Four years later, those same players are again entering the unknown, and again, they’re doing it together.
With a 2-0 loss to the WPIAL Class AA champion South Park in the opening round of the PIAA playoffs, the nine Quaker Valley seniors known as the wolf pack have played their last game together.
“I think it was day seven of working out freshmen year, (athletic trainer Derek Clark) called us the wolf pack because like eight of us were huddled in the back corner of the weight room,” senior captain Matthew Rodgers said. “The name has stuck ever since. It’s hard to believe it’s all over.”
Over the last four years, Quaker Valley compiled a 34-12-2 record in Section 5-AA and reached the playoffs each season, but being a member of this team was about so much more than winning games, senior midfielder Keaton Grant said.
“These past four years have been awesome for all of us,” he said. “We always look forward to being with Coach (Gene) Klein, being with the team, and it’s not just soccer. We took a lot of life lessons out of this.”
The Quakers’ section has arguably been the toughest in Class AA in recent years, and facing such high level competition on a regular basis taught the seniors to face adversity, Rodgers said.
That lesson paid off this year, as the Quakers had to win a play-in game against Beaver just to enter the WPIAL playoffs as the No. 15 seed, earning the right to face No. 2 Mars in the opening round.
Many saw the Quakers as the lesser team, and their lack of size didn’t help their case.
“We are not as big or as strong as the other teams out there, but we definitely had more heart for the game,” senior forward Landon Narkevic said. “Even looking at the lineup when we’re called out, the other teams just laugh.”
But the Quakers upset Mars before doing the same to Shady Side Academy in their quarterfinal matchup. A 2-0 semifinal loss to West Allegheny knocked them out of the WPIAL playoffs, but not before they had proven themselves to the rest of the league.
“There’s a lot of competition that I think is unparalleled in Section 5,” Rogers said. “You have at least five teams competing for a playoff spot, and the fact that we were able to make it to playoffs and take out the No. 2 seed, I think it taught us older guys that if you compete with enough passion, you can overcome the obstacles.”
The team faced plenty of obstacles before reaching the playoffs as well.
The Quakers stumbled to a 4-4-1 section record and sat in fourth place at the end of September with three games to play, putting their streak of 32 consecutive years of making the WPIAL playoffs in jeopardy.
“We lost to Obama Academy, 2-1, and got two red cards,” Narkevic said. “Coach said it was one of the most disappointing games that he had ever coached. We didn’t think we would make the playoffs at that point.”

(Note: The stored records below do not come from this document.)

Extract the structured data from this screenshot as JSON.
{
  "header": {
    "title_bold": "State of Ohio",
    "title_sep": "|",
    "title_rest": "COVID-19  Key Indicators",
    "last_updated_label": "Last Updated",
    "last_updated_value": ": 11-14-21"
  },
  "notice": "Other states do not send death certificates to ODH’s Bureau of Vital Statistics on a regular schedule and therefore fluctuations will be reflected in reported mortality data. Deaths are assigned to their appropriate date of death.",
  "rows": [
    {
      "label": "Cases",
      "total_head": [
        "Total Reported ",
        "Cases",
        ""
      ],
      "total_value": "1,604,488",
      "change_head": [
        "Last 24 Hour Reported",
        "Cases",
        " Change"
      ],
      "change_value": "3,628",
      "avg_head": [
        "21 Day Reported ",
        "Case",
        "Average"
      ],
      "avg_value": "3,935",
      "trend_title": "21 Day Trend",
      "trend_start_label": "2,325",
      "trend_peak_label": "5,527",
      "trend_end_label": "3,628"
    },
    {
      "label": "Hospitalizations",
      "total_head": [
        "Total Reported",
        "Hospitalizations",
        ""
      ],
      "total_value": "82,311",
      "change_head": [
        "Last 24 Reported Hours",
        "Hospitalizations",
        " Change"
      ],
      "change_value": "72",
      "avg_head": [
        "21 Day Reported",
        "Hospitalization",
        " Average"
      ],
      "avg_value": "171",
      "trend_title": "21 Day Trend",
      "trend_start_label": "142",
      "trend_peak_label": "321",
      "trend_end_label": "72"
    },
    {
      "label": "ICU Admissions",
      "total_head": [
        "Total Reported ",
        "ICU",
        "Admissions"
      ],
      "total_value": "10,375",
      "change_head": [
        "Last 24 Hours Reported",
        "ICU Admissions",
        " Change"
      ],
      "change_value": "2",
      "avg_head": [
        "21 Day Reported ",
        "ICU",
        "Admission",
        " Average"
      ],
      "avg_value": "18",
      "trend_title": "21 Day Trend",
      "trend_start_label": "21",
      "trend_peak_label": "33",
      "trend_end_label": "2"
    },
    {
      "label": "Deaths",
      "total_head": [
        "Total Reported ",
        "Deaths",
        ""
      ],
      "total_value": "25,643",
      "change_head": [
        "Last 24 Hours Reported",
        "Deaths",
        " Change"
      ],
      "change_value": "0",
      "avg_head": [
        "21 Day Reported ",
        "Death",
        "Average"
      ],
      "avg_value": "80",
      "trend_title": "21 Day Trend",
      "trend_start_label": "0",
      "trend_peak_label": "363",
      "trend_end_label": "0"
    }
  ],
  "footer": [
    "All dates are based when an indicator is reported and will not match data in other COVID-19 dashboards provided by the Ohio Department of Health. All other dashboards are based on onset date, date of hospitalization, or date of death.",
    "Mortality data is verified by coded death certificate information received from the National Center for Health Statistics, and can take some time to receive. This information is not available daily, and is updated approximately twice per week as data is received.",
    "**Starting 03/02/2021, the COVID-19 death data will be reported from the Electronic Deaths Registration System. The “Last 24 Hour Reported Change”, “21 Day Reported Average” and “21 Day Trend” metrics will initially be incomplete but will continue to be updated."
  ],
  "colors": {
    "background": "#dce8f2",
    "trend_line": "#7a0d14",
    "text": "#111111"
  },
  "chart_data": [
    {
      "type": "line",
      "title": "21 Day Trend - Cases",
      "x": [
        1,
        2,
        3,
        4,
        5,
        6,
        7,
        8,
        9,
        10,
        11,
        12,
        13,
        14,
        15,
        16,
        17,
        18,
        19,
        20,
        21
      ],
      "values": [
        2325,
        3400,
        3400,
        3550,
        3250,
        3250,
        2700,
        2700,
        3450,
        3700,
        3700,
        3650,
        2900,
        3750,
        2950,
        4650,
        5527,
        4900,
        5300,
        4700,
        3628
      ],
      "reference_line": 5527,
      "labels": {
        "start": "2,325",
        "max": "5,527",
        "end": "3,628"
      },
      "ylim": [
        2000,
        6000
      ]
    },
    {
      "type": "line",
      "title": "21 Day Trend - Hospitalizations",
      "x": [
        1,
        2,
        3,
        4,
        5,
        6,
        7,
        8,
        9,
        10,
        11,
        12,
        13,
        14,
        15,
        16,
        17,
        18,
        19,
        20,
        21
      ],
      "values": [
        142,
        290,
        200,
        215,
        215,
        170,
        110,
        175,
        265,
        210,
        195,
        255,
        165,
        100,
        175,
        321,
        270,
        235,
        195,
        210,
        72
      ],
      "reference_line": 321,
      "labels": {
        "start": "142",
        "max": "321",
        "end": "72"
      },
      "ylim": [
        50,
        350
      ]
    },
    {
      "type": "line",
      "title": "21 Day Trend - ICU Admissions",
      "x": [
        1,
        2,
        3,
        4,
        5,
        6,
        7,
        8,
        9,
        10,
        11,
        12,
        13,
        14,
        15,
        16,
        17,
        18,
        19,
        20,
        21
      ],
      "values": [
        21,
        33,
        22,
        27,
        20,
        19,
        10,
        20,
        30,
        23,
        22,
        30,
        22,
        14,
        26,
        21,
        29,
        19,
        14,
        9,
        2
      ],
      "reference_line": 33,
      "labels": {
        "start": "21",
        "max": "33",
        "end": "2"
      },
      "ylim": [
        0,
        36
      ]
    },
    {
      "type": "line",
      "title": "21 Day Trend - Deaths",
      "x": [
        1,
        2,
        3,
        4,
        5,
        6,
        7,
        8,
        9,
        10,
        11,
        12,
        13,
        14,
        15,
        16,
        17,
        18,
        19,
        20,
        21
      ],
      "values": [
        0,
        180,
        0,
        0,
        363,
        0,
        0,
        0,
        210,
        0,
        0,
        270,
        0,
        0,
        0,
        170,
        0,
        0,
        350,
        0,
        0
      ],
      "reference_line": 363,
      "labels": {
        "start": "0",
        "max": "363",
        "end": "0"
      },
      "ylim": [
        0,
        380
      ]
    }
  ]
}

But after then third-place Montour also lost to Obama Academy with a game against Montour remaining on the schedule, the Quakers took control of their own destiny and won two straight games to seal a playoff spot and keep the streak alive.
Now the seniors must pass the team on to the next crop of young players like freshman Landon Grant and sophomores Walter Hubsch, Owen Harkins and Ike Lagnese who showed their own ability to fight through nervousness and make an impact on the field this season.
“As the season progressed, all the younger guys really gained composure during the games,” Narkevic said. “You could see how they matured on the field. They were calm with the ball, Walter (Hubsch) especially. He wasn’t even a varsity player to start the year. He was just on JV and he got called up to play and earned a spot on varsity.”
As they walk away from the team they poured so much into, the seniors will remember far more than the countless hours they spent on the field together.
“Spending almost 20 hours a week together for half the year, you form some kind of bond with the team,” Fritz Wiltman said. “I think the friendships, the bonds we’ve made with the guys, are so much more than they would have been if we were just hanging out.”